Journal de bord d'Isabelle

 
Debout 6h pour un départ à 7h30 : notre bivouac étant vraiment au bord de la piste, nous ne voulons pas trainer.
La pluie s'est arrêtée avec la nuit et ce matin il ne pleut pas mais le ciel est toujours menaçant et les terres sont bien détrempées.
Nous déjeunons rapidement puis partons.
 
Nous arrivons au bac de Ké-Massina vers 8h et il fonctionne déjà à cette heure. Tant mieux pour nous.
Nous ne tardons pas à embarquer : coût de la traversée 5000 Frs et bizarrement, nous sommes les seuls à payer quelque chose ... mais nous aurons un reçu ...
 
 
 
 
 
De l'autre côté, nous sommes surpris de découvrir une route goudronnée qui nous conduira jusqu'à Markala.
En cours de route, nous nous arrêtons sur le bas côté pour changer les plaquettes de frein arrières qui se sont usées beaucoup plus rapidement que ce que nous pensions.
Tout se passe bien pour la roue arrière droite, le côté gauche prendra un peu plus de temps : il faudra démonter l'étrier de frein pour faire rentrer un piston récalcitrant, tout ça sous le regard d'un jeune malien qui s'est assis au bord de la route pour nous regarder faire ... 
Finalement, l'atelier mécanique nous prendra environ 3h.
 
 
 
 
 
A 11h30, nous reprenons la route qui nous amènera jusqu'à Niono. Cette région est différente des autres : on y cultive essentiellement du riz et de la canne à sucre.

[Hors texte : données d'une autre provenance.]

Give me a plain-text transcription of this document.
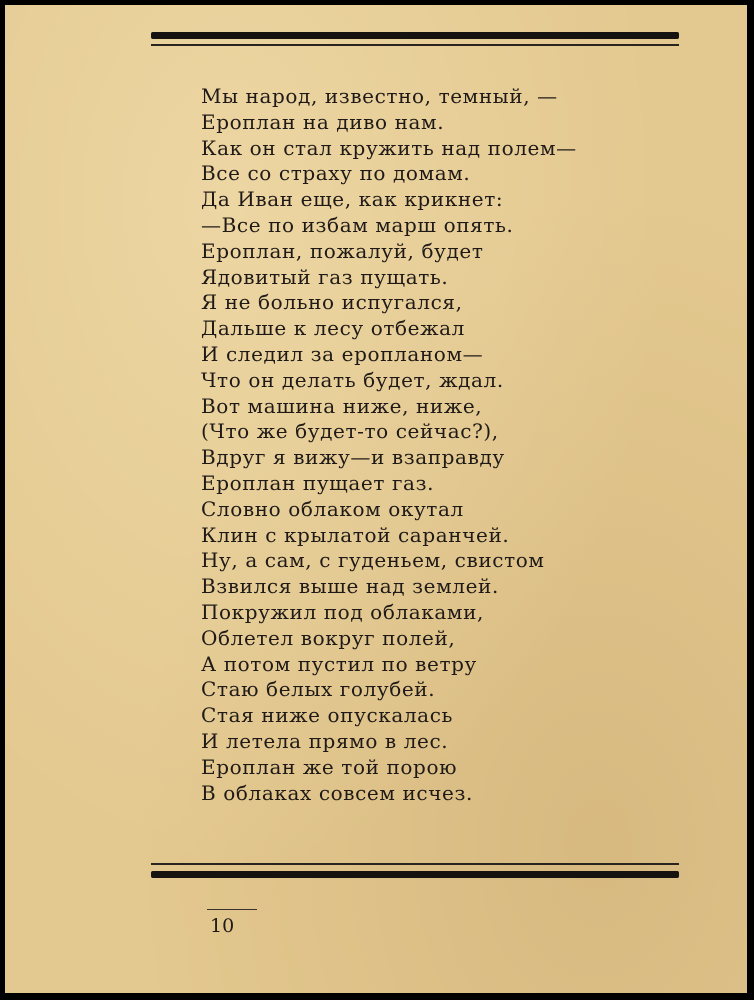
Мы народ, известно, темный, —
Ероплан на диво нам.
Как он стал кружить над полем—
Все со страху по домам.
Да Иван еще, как крикнет:
—Все по избам марш опять.
Ероплан, пожалуй, будет
Ядовитый газ пущать.
Я не больно испугался,
Дальше к лесу отбежал
И следил за еропланом—
Что он делать будет, ждал.
Вот машина ниже, ниже,
(Что же будет-то сейчас?),
Вдруг я вижу—и взаправду
Ероплан пущает газ.
Словно облаком окутал
Клин с крылатой саранчей.
Ну, а сам, с гуденьем, свистом
Взвился выше над землей.
Покружил под облаками,
Облетел вокруг полей,
А потом пустил по ветру
Стаю белых голубей.
Стая ниже опускалась
И летела прямо в лес.
Ероплан же той порою
В облаках совсем исчез.
10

Après Niono, nous continuons sur une belle piste en cailloux rouge qui nous amènera jusqu'à Sokolo. Là, nous refaisons un plein.
C'est jour de marché et il y a beaucoup de monde : nous renoncerons à entrer au centre ville.
 
 
 
 
 
 
 
A la sortie de Sokolo, la trace nous fait quitter la belle piste rouge. Nous la suivons car il n'a pas plu de la journée : la piste semble avoir bien sécher.

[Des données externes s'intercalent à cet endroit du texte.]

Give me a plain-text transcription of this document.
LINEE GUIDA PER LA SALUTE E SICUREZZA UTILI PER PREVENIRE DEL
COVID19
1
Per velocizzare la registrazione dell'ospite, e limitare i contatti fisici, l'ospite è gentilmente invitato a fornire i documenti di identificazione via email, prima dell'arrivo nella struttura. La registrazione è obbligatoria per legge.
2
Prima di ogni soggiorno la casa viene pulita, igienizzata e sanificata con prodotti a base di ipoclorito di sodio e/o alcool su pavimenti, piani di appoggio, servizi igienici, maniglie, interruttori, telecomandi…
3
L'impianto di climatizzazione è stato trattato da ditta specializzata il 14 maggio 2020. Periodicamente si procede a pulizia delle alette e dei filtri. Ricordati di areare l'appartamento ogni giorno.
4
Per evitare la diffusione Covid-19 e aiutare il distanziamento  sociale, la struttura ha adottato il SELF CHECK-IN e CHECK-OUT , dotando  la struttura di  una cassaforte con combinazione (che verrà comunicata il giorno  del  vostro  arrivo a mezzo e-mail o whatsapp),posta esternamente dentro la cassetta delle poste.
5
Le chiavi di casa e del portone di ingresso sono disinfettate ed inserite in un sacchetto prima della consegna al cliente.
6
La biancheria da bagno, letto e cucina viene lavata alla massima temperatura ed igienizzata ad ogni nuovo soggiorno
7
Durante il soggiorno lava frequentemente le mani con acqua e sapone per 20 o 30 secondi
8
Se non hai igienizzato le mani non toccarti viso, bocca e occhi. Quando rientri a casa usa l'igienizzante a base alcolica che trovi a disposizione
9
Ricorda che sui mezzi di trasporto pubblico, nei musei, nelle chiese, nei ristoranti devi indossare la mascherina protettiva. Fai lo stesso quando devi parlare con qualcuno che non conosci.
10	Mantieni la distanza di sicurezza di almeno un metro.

Nous faisons 30 à 40 km et tombons alors sur une immense mare d'eau : on n'a pas le choix, il faut la traverser. Cette traversée est difficile, il faut arriver à maintenir le cap avec le 110 qui se prend pour un crabe et il faut tenir l'allure car sinon on s'enfonce. On a l'impression de glisser sur l'eau ... Stress ... puis on arrive de l'autre côté.

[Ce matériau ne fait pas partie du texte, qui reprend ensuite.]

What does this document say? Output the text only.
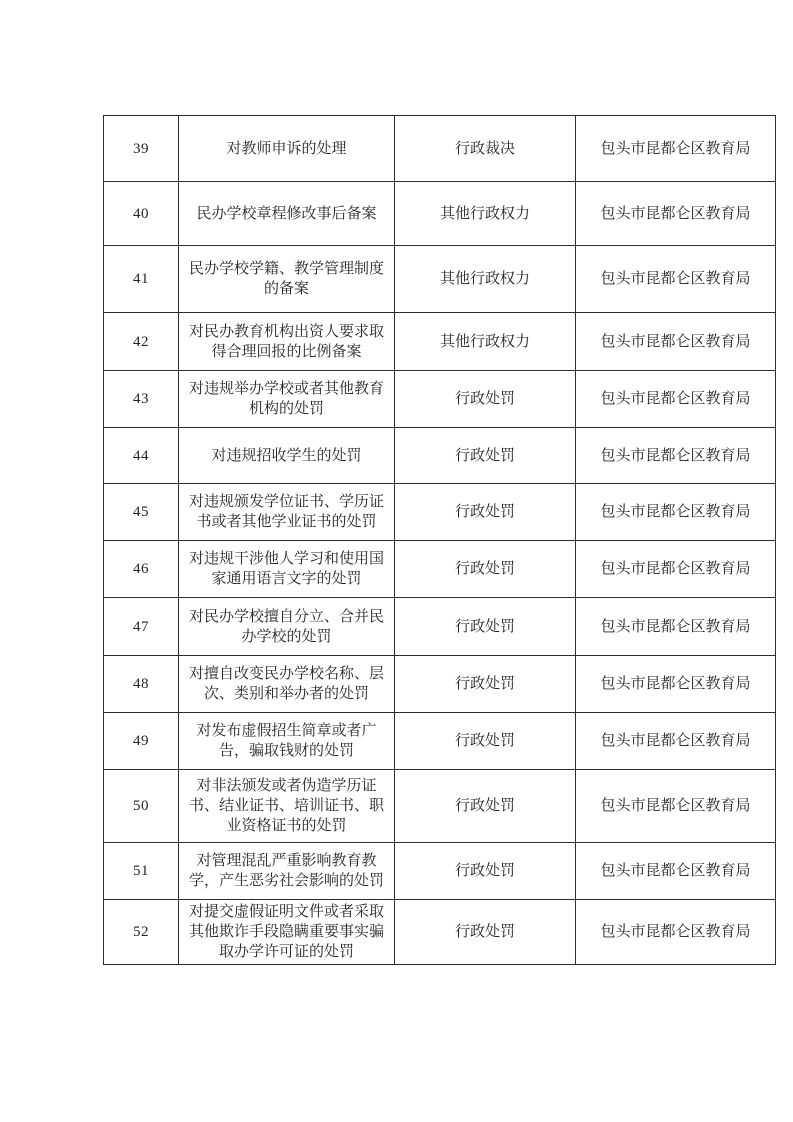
39	对教师申诉的处理	行政裁决	包头市昆都仑区教育局
40	民办学校章程修改事后备案	其他行政权力	包头市昆都仑区教育局
41	民办学校学籍、教学管理制度的备案	其他行政权力	包头市昆都仑区教育局
42	对民办教育机构出资人要求取得合理回报的比例备案	其他行政权力	包头市昆都仑区教育局
43	对违规举办学校或者其他教育机构的处罚	行政处罚	包头市昆都仑区教育局
44	对违规招收学生的处罚	行政处罚	包头市昆都仑区教育局
45	对违规颁发学位证书、学历证书或者其他学业证书的处罚	行政处罚	包头市昆都仑区教育局
46	对违规干涉他人学习和使用国家通用语言文字的处罚	行政处罚	包头市昆都仑区教育局
47	对民办学校擅自分立、合并民办学校的处罚	行政处罚	包头市昆都仑区教育局
48	对擅自改变民办学校名称、层次、类别和举办者的处罚	行政处罚	包头市昆都仑区教育局
49	对发布虚假招生简章或者广告，骗取钱财的处罚	行政处罚	包头市昆都仑区教育局
50	对非法颁发或者伪造学历证书、结业证书、培训证书、职业资格证书的处罚	行政处罚	包头市昆都仑区教育局
51	对管理混乱严重影响教育教学，产生恶劣社会影响的处罚	行政处罚	包头市昆都仑区教育局
52	对提交虚假证明文件或者采取其他欺诈手段隐瞒重要事实骗取办学许可证的处罚	行政处罚	包头市昆都仑区教育局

On fait alors le point et on se dit que s'est trop risqué, il faut rebrousser chemin ... et retraverser ce passage en croisant les doigts pour que cela se passe bien.
C'est le cas, nous arrivons de l'autre côté.
 
 
On décide alors de planter notre bivouac peu avant l'intersection avec la grande piste rouge car le ciel est à nouveau menaçant et on craint qu'il pleuve à nouveau dans la nuit.
Après manger, nous assistons au RDV des grenouilles qui viennent se retrouver autour de la lampe que l'on a posé à terre pour attirer les insectes : quel festin ...
 
Puis, dodo, il est 21h00 et la température est bonne : on devrait passer une bonne nuit.